Grosso guaio nel mondo dell’ippica. L’inchiesta della Procura di Firenze sul crac del Centro ippico toscano (associazione sportiva dilettantistica) parla di cavalli svenduti e un buco milionario nei conti. Ventidue persone sono indagate, tutte del cosiddetto “salotto buono”. I reati per cui si indaga: bancarotta fraudolenta e sottrazione di beni dell’attivo fallimentare. Come anticipato dal “Corriere fiorentino” e “La Nazione” la procura sta provando a ricostruire come siano nati i pesanti buchi di bilancio, rispettivamente di 5 e 7 milioni di euro.
Tra i nomi noti finiti nell’inchiesta troviamo Albiera Antinori, Ferruccio Ferragamo, Guido Francesco Pocianti, Stefano Rosselli Del Turco, Oliviero Fani, Margherita Giannini, Carlo Meli, Agnese Mazzei, Paolo Borghini, Giuseppe Urso, Romolo Scarsella, Massimo Berni, Bruna Fanciullo. Risultano indagati anche i sindaci revisori in carica in epoca fallimentare sotto la presidenza di Carlo Comparini. E ancora: Aldo Stefano Paulgross, Enrico Poli, Guo Shenz Zheng, Marco Papucci, Alessandro Burberi e Maurizio Lazzarini, rispettivamente presidente e consiglieri fino al 2019 del Cit (Centro ippico toscano), società dichiarata fallita il 10 aprile 2019.
L’inchiesta ruota intorno al fallimento del Centro ippico toscano e della consorella “Società toscana per il cavallo da sella Srl”. A farla partire sarebbero state le dichiarazioni rese ai pm dal liquidatore, Guido Navarini, che parlò di “buchi” difficilmente comprensibili. I capi di imputazione contestati a vario titolo agli indagati: presunte omissioni, mancati controlli, rischiose operazioni di accesso al credito. Particolarmente spregiudicate, secondo i pm, visto che in quel momento sulla società pendeva la spada di >Damocle del fallimento: alla fine il buco nei bilanci della “Società toscana cavallo da sella” sarà di 5 milioni di euro.

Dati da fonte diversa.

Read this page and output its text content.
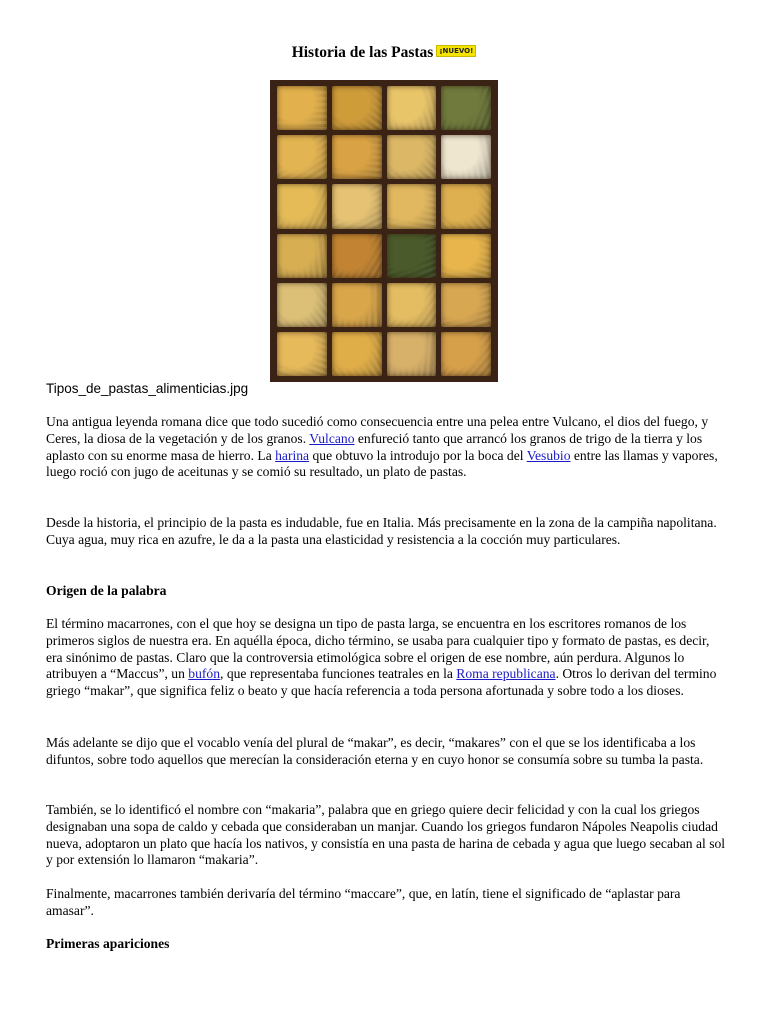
Historia de las Pastas ¡NUEVO!
Tipos_de_pastas_alimenticias.jpg

Una antigua leyenda romana dice que todo sucedió como consecuencia entre una pelea entre Vulcano, el dios del fuego, y Ceres, la diosa de la vegetación y de los granos. Vulcano enfureció tanto que arrancó los granos de trigo de la tierra y los aplasto con su enorme masa de hierro. La harina que obtuvo la introdujo por la boca del Vesubio entre las llamas y vapores, luego roció con jugo de aceitunas y se comió su resultado, un plato de pastas.

Desde la historia, el principio de la pasta es indudable, fue en Italia. Más precisamente en la zona de la campiña napolitana. Cuya agua, muy rica en azufre, le da a la pasta una elasticidad y resistencia a la cocción muy particulares.

Origen de la palabra

El término macarrones, con el que hoy se designa un tipo de pasta larga, se encuentra en los escritores romanos de los primeros siglos de nuestra era. En aquélla época, dicho término, se usaba para cualquier tipo y formato de pastas, es decir, era sinónimo de pastas. Claro que la controversia etimológica sobre el origen de ese nombre, aún perdura. Algunos lo atribuyen a “Maccus”, un bufón, que representaba funciones teatrales en la Roma republicana. Otros lo derivan del termino griego “makar”, que significa feliz o beato y que hacía referencia a toda persona afortunada y sobre todo a los dioses.

Más adelante se dijo que el vocablo venía del plural de “makar”, es decir, “makares” con el que se los identificaba a los difuntos, sobre todo aquellos que merecían la consideración eterna y en cuyo honor se consumía sobre su tumba la pasta.

También, se lo identificó el nombre con “makaria”, palabra que en griego quiere decir felicidad y con la cual los griegos designaban una sopa de caldo y cebada que consideraban un manjar. Cuando los griegos fundaron Nápoles Neapolis ciudad nueva, adoptaron un plato que hacía los nativos, y consistía en una pasta de harina de cebada y agua que luego secaban al sol y por extensión lo llamaron “makaria”.

Finalmente, macarrones también derivaría del término “maccare”, que, en latín, tiene el significado de “aplastar para amasar”.

Primeras apariciones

Per spiegare l’eccessiva disinvoltura nel gestire i pm forniscono l’esempio della gestione del parco cavalli: nel 2008 è di 29mila euro, nel 2009 sale a 252mila e nel 2017 arriva a 418mila euro. L’anno successivo sprofonda a 51mila euro. Come si può giustificare una differenza così rilevante? Uno dei cavalli, valutato 80mila euro, sarebbe stato ceduto per 33.300 euro a un giapponese. Altri beni sarebbero stati venduti prima di finire nella procedura fallimentare, che com’è noto avrebbe bloccato tutte le cessioni a tutela degli interessi dei creditori.